For us, financial markets are neither fully efficient nor clearly inefficient. We believe that, due to these market inefficiencies, risk premiums can be targeted and identified through sophisticated investment strategies – given the opportunity-risk ratio is consistent with our risk predisposition.
To prosper from market inefficiencies and subsequent risk premiums in a sustainable manner is not easy. It requires a disciplined approach and detailed analysis to ensure the correct strategy is selected. Furthermore, the strategy implementation requires employees with the right set of competencies and skills. Thus the focus of Pinechip Capital is on the intensive use of diversified investment strategies, both traditional and alternative. We combine these in carefully selected and varied strategy portfolios – one comprehensive market portfolio and further subordinate portfolios.
Don’t strive to outperform markets, rather allow them to underperform.
We aim to generate stable returns during all market phases, having given due consideration to the potential risk, rather than focusing on outperforming market indices. The quality of a portfolio is revealed particularly during periods of severe downturn in capital markets when risks materialize throughout various segments and regions.
Risks can kill you. Expected returns are the reward for survivors.
Focusing on achieving returns on highly risky assets, especially in favourable market periods, is not complete proof of investment expertise. In contrast, successfully generating continuous stable returns with manageable risk reflects attractively. As a result, we favour a portfolio with a balanced risk return rather than portfolios with variable fluctuations in their performance.
Markets are efficiently inefficient, definitely.
Relatively functional capital markets offer three ways to generate sustainable returns: (i) by attracting risk premiums across asset classes such as stocks and bonds (Beta); (ii) by the utilisation of commonly existing market anomalies (Alternative Beta); (iii) by exemplary individual and/or institutional skills or knowledge (Alpha). The true value of a portfolio lies in the diversification, giving independence from the most dominant risk exposures, such as the deviation of the stock markets. We believe that the success of a portfolio arises from the combination of excellent strategies and their precise implementation owing to excellent structures and processes. Portfolio construction and portfolio risk management are of crucial importance: they contribute to taking the right path and avoiding decisive errors.

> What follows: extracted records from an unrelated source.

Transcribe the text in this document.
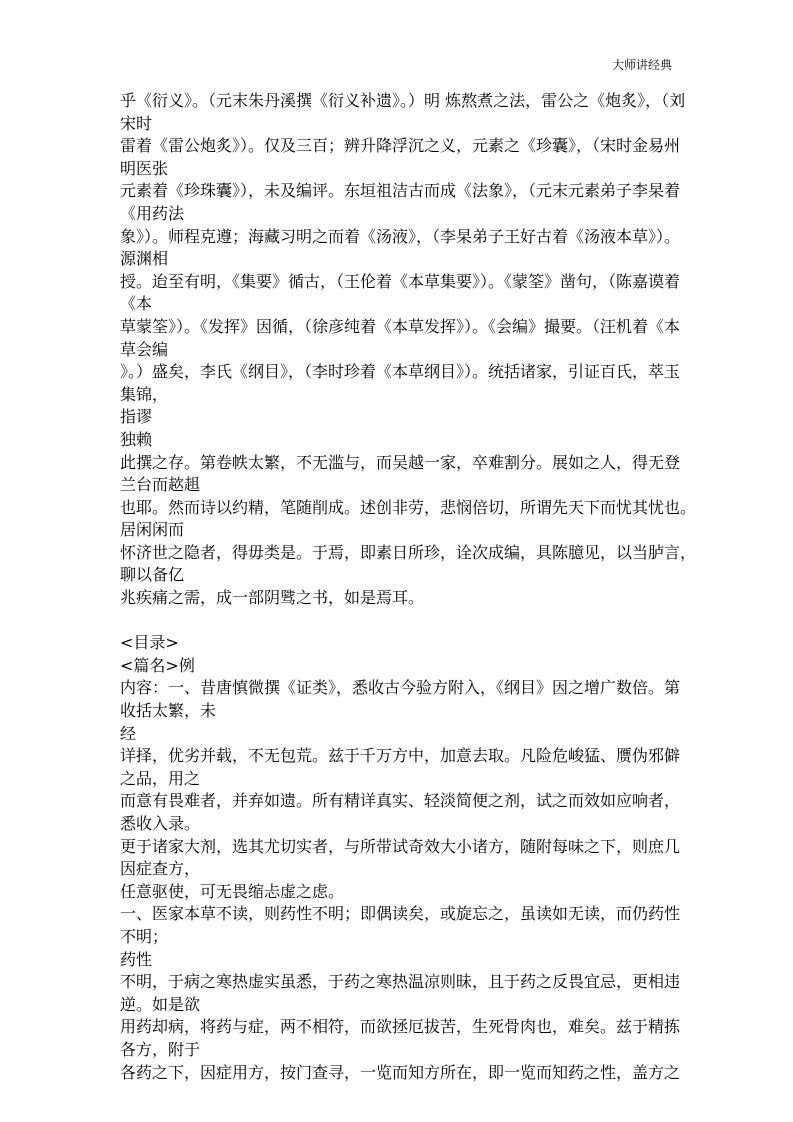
大师讲经典
乎《衍义》。（元末朱丹溪撰《衍义补遗》。）明 炼熬煮之法，雷公之《炮炙》，（刘
宋时
雷着《雷公炮炙》）。仅及三百；辨升降浮沉之义，元素之《珍囊》，（宋时金易州
明医张
元素着《珍珠囊》），未及编评。东垣祖洁古而成《法象》，（元末元素弟子李杲着
《用药法
象》）。师程克遵；海藏习明之而着《汤液》，（李杲弟子王好古着《汤液本草》）。
源渊相
授。迨至有明，《集要》循古，（王伦着《本草集要》）。《蒙筌》凿句，（陈嘉谟着
《本
草蒙筌》）。《发挥》因循，（徐彦纯着《本草发挥》）。《会编》撮要。（汪机着《本
草会编
》。）盛矣，李氏《纲目》，（李时珍着《本草纲目》）。统括诸家，引证百氏，萃玉
集锦，
指谬
独赖
此撰之存。第卷帙太繁，不无滥与，而吴越一家，卒难割分。展如之人，得无登
兰台而趑趄
也耶。然而诗以约精，笔随削成。述创非劳，悲悯倍切，所谓先天下而忧其忧也。
居闲闲而
怀济世之隐者，得毋类是。于焉，即素日所珍，诠次成编，具陈臆见，以当胪言，
聊以备亿
兆疾痛之需，成一部阴骘之书，如是焉耳。
<目录>
<篇名>例
内容：一、昔唐慎微撰《证类》，悉收古今验方附入，《纲目》因之增广数倍。第
收括太繁，未
经
详择，优劣并载，不无包荒。兹于千万方中，加意去取。凡险危峻猛、赝伪邪僻
之品，用之
而意有畏难者，并弃如遗。所有精详真实、轻淡简便之剂，试之而效如应响者，
悉收入录。
更于诸家大剂，选其尤切实者，与所带试奇效大小诸方，随附每味之下，则庶几
因症查方，
任意驱使，可无畏缩忐虚之虑。
一、医家本草不读，则药性不明；即偶读矣，或旋忘之，虽读如无读，而仍药性
不明；
药性
不明，于病之寒热虚实虽悉，于药之寒热温凉则昧，且于药之反畏宜忌，更相违
逆。如是欲
用药却病，将药与症，两不相符，而欲拯厄拔苦，生死骨肉也，难矣。兹于精拣
各方，附于
各药之下，因症用方，按门查寻，一览而知方所在，即一览而知药之性，盖方之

Competence isn’t innate, it’s much rather the pay-off of hard work.
Successful investment requires intellectual capabilities and discipline. Slight oversight in the implementation may result in the failure to capitalize on potential opportunities. We consider it essential to continuously analyse our investment strategies and operational processes, independent of realised results. We are prepared to challenge everything, and to consider each success and failure as a learning opportunity. The feasible method of resolution for investment issues can only be found by disassembling the problem into individual components, developing solutions for each stage before then integrating these into an appropriate overall solution.